Voilà,
il faut être positif m'a-t-on récemment fait remarquer en commentaire au bas d'une publication, et c'est vrai que je peine à saisir les nombreux motifs d'allégresse qui s'offrent à moi. Aussi vais-je derechef réparer cette erreur, changer de lunettes, observer le monde autrement, et sur-le-champ me réjouir de n'être pas Ouïghour du Xinjiang en ce début de vingt et unième siècle. Parce que franchement quand tu es Ouïghour en ce moment, pas grand monde se préoccupe de ton sort. Tu as beau être respectueux du Coran, aucune des monarchies pétrolières du Moyen-Orient, aucun grand pays musulman ne lève le petit doigt pour toi. Aucun Imam de banlieue ne se soucie de tes problèmes. Pas de Jihad pour te sauver. Pas de protestation officielle. Mon pauvre, tu n'as pas la chance d'être une caricature de papier, pour justifier une indignation. Tu peux crever la gueule ouverte comme esclave dans des champs de coton, te faire dépecer et prélever tes organes pour constituer des banques de greffons, on peut te traquer grâce à des logiciels de reconnaissance faciale qui te sont exclusivement destinés, personne n'en a rien à branler. Puisque toi aussi tu es turcophone tu pourrais espérer un peu d'aide sinon de compassion de la part de ce président toujours prompt, depuis son palais d'Ankara à traiter d'islamophobes les démocraties européennes. Mais pas de bol, si tu as eu la naïveté de penser que tu trouverais un asile politique dans la région, comme tu ne pèses pas grand chose en comparaison d'accords commerciaux, te voilà immédiatement réexpédié en Chine où tu rejoindras un de ces camps de concentration astucieusement renommé camp de rééducation par le travail et de transformation par l'éducation. Le monde ne se préoccupe pas plus de toi, pauvre Ouïghour qu'on ne se préoccupait des juifs européens dans les années trente et au début des années quarante. La plupart des gouvernements des grandes démocraties fermaient alors les yeux en se réjouissant secrètement que quelqu'un, sans aucune mauvaise conscience, fasse le boulot qu'ils n'osaient pas faire. Je me réjouis donc, non de ton malheur, mais de ne pas avoir jusqu'à présent subi l'injustice qu'il y a à naitre en telle époque et tel endroit plutôt qu'ailleurs ou en autre temps. Même si sous ces latitudes et ces jours-ci, il y a quand même de sérieuse raisons de douter de la possibilité d'une intelligence collective, quand on voit les gens se précipiter dans les magasins par temps de pandémie.

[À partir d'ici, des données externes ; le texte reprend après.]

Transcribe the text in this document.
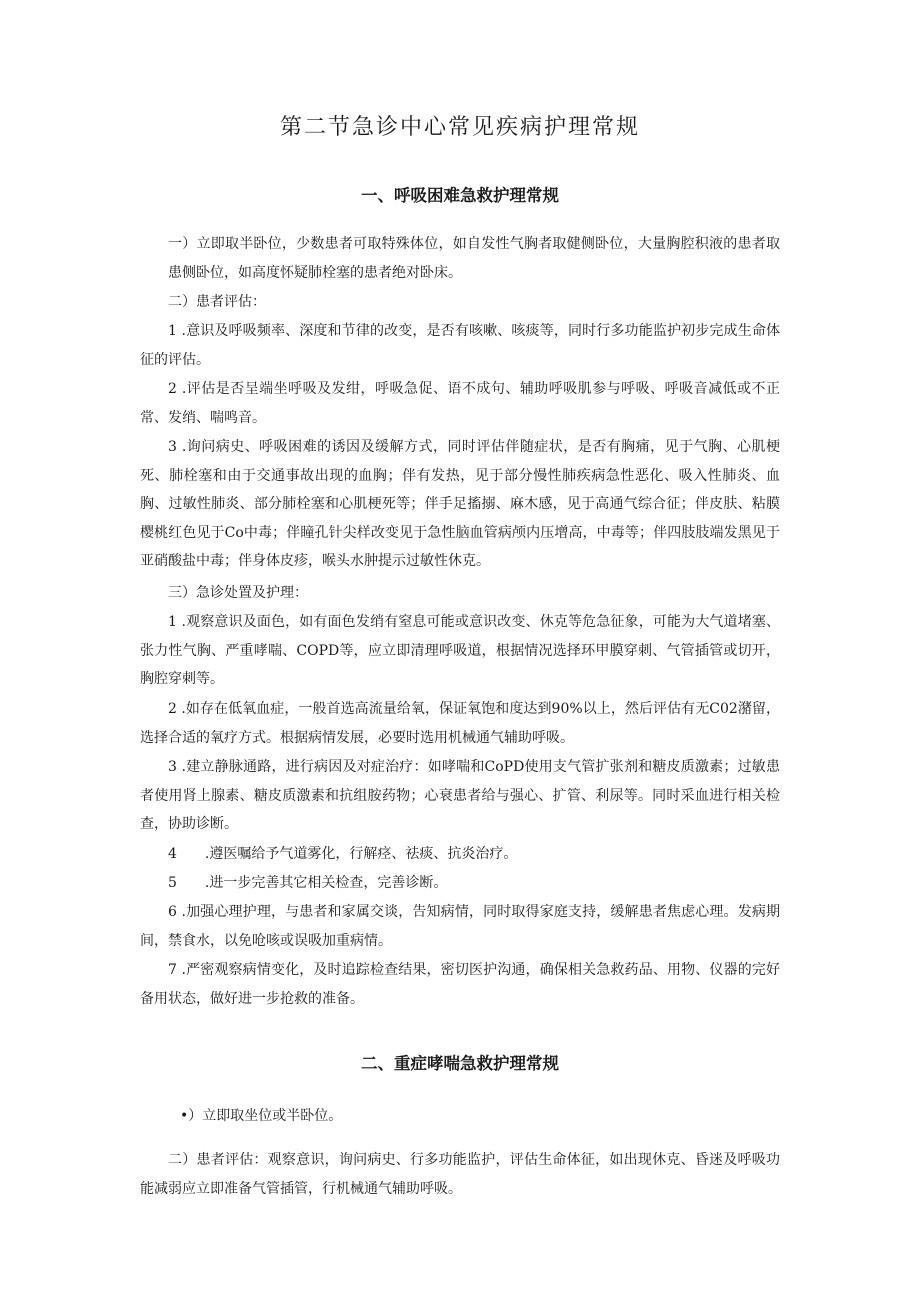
第二节急诊中心常见疾病护理常规
一、呼吸困难急救护理常规

一）立即取半卧位，少数患者可取特殊体位，如自发性气胸者取健侧卧位，大量胸腔积液的患者取患侧卧位，如高度怀疑肺栓塞的患者绝对卧床。

二）患者评估：

1 .意识及呼吸频率、深度和节律的改变，是否有咳嗽、咳痰等，同时行多功能监护初步完成生命体征的评估。

2 .评估是否呈端坐呼吸及发绀，呼吸急促、语不成句、辅助呼吸肌参与呼吸、呼吸音减低或不正常、发绡、喘鸣音。

3 .询问病史、呼吸困难的诱因及缓解方式，同时评估伴随症状，是否有胸痛，见于气胸、心肌梗死、肺栓塞和由于交通事故出现的血胸；伴有发热，见于部分慢性肺疾病急性恶化、吸入性肺炎、血胸、过敏性肺炎、部分肺栓塞和心肌梗死等；伴手足搐搦、麻木感，见于高通气综合征；伴皮肤、粘膜樱桃红色见于Co中毒；伴瞳孔针尖样改变见于急性脑血管病颅内压增高，中毒等；伴四肢肢端发黑见于亚硝酸盐中毒；伴身体皮疹，喉头水肿提示过敏性休克。

三）急诊处置及护理：

1 .观察意识及面色，如有面色发绡有窒息可能或意识改变、休克等危急征象，可能为大气道堵塞、张力性气胸、严重哮喘、COPD等，应立即清理呼吸道，根据情况选择环甲膜穿刺、气管插管或切开，胸腔穿刺等。

2 .如存在低氧血症，一般首选高流量给氧，保证氧饱和度达到90%以上，然后评估有无C02潴留，选择合适的氧疗方式。根据病情发展，必要时选用机械通气辅助呼吸。

3 .建立静脉通路，进行病因及对症治疗：如哮喘和CoPD使用支气管扩张剂和糖皮质激素；过敏患者使用肾上腺素、糖皮质激素和抗组胺药物；心衰患者给与强心、扩管、利尿等。同时采血进行相关检查，协助诊断。

4　　.遵医嘱给予气道雾化，行解痉、祛痰、抗炎治疗。

5　　.进一步完善其它相关检查，完善诊断。

6 .加强心理护理，与患者和家属交谈，告知病情，同时取得家庭支持，缓解患者焦虑心理。发病期间，禁食水，以免呛咳或误吸加重病情。

7 .严密观察病情变化，及时追踪检查结果，密切医护沟通，确保相关急救药品、用物、仪器的完好备用状态，做好进一步抢救的准备。

二、重症哮喘急救护理常规

•）立即取坐位或半卧位。

二）患者评估：观察意识，询问病史、行多功能监护，评估生命体征，如出现休克、昏迷及呼吸功能减弱应立即准备气管插管，行机械通气辅助呼吸。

Je me demande si c'est typiquement parisien ou bien juste un ravage
de la société de consommation, ces attroupements. Cette bêtise est-elle particulièrement
française ? Les gens ne se rendent-ils pas compte de l'affront fait à tous les soignants qui sont en
première ligne ? Ou est-ce simplement la nature humaine, cette connerie là, alors qu'on sait que les courbes de contamination ne baissent plus
depuis une semaine et que tout laisse augurer d'une troisième vague ?
Peut-être ne s'agit-il que de la manifestation de ce qu'on appelle un
biais cognitif, c'est à dire "une distorsion que subit une information en entrant dans le système cognitif ou en sortant. Dans le premier cas, le sujet opère une sélection des informations, dans le second, il réalise une sélection des réponses"(Jean-François Le Ny).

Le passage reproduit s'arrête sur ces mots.